New health secretary Andy Burnham has said that despite the NHS’ coming financial problems, he still wants to see a health service fit for the digital age.

Speaking at the NHS Confederation conference in Liverpool this morning, Burnham insisted that the NHS still had space to focus on reshaping its services focus on quality and prevention.

The conference opened yesterday with a warning that although the NHS’ current spending is protected until 2010-11, it could see real term cuts of 15 billion in the following five years.

Burnham said this morning that while the NHS was not immune to from what was happening in the wider economy, Labour had a good record on public sector funding and that the prime minister was committed to the health service.

He also attacked the Conservatives, who yesterday promised real term growth for the NHS, while indicating they would cut other departmental budgets.

However, he said health service managers would need to respond to a tighter financial environment, saying this does not mean they should “go back to the bad old days of longer waiting lists and cost cutting.”

He said, repeatedly, that quality did not have to cost more, citing the savings that could be made from reducing errors and healthcare associated infections.
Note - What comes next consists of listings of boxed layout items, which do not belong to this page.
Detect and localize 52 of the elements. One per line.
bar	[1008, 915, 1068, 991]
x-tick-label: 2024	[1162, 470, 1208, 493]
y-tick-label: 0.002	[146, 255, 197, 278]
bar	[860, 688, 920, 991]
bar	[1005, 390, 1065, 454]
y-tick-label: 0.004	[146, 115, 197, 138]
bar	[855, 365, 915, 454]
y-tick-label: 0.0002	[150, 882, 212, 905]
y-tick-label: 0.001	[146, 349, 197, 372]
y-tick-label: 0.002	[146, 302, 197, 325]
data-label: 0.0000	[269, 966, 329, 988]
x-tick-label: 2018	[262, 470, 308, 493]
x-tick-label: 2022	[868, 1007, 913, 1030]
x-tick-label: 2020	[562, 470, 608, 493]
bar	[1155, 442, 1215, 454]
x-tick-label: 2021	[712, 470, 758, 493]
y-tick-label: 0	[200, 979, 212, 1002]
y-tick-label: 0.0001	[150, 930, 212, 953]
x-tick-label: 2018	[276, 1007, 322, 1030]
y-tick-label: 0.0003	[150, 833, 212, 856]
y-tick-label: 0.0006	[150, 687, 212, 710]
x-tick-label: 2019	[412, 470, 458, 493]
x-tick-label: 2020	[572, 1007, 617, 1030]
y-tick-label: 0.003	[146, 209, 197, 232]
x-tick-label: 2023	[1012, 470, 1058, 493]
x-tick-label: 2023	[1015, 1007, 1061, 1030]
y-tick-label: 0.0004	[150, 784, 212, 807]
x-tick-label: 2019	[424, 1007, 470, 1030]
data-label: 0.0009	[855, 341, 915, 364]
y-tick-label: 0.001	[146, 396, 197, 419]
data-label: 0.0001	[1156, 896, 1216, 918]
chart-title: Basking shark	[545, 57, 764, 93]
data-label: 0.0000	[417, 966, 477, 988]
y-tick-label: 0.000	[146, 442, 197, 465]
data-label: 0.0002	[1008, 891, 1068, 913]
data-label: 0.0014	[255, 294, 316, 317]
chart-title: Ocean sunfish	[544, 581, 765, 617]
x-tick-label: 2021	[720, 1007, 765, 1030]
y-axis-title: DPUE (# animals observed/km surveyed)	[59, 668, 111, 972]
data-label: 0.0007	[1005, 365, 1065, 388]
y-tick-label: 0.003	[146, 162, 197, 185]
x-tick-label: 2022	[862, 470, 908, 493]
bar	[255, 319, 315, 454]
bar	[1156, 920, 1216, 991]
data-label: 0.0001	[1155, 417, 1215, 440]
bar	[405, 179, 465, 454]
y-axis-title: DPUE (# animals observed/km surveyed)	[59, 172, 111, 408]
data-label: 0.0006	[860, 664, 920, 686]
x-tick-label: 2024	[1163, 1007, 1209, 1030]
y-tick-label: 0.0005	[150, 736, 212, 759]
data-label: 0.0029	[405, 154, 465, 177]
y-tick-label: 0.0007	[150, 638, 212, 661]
Burnham, who was a junior minister under health secretary Patricia Hewitt, also advocated her agenda of “care closer to home” and prevention.

His message about the NHS needing to change now to prepare for 2010-11 echoed that given to the conference yesterday by NHS chief executive David Nicholson.

Yesterday he told the conference: “Let’s not kid ourselves that it’s not going to get extraordinarily tough. But I don’t want to see us running around trying to sort out the problem when the money dries up. The worst thing would be to hide in our bunkers and stop driving reform.”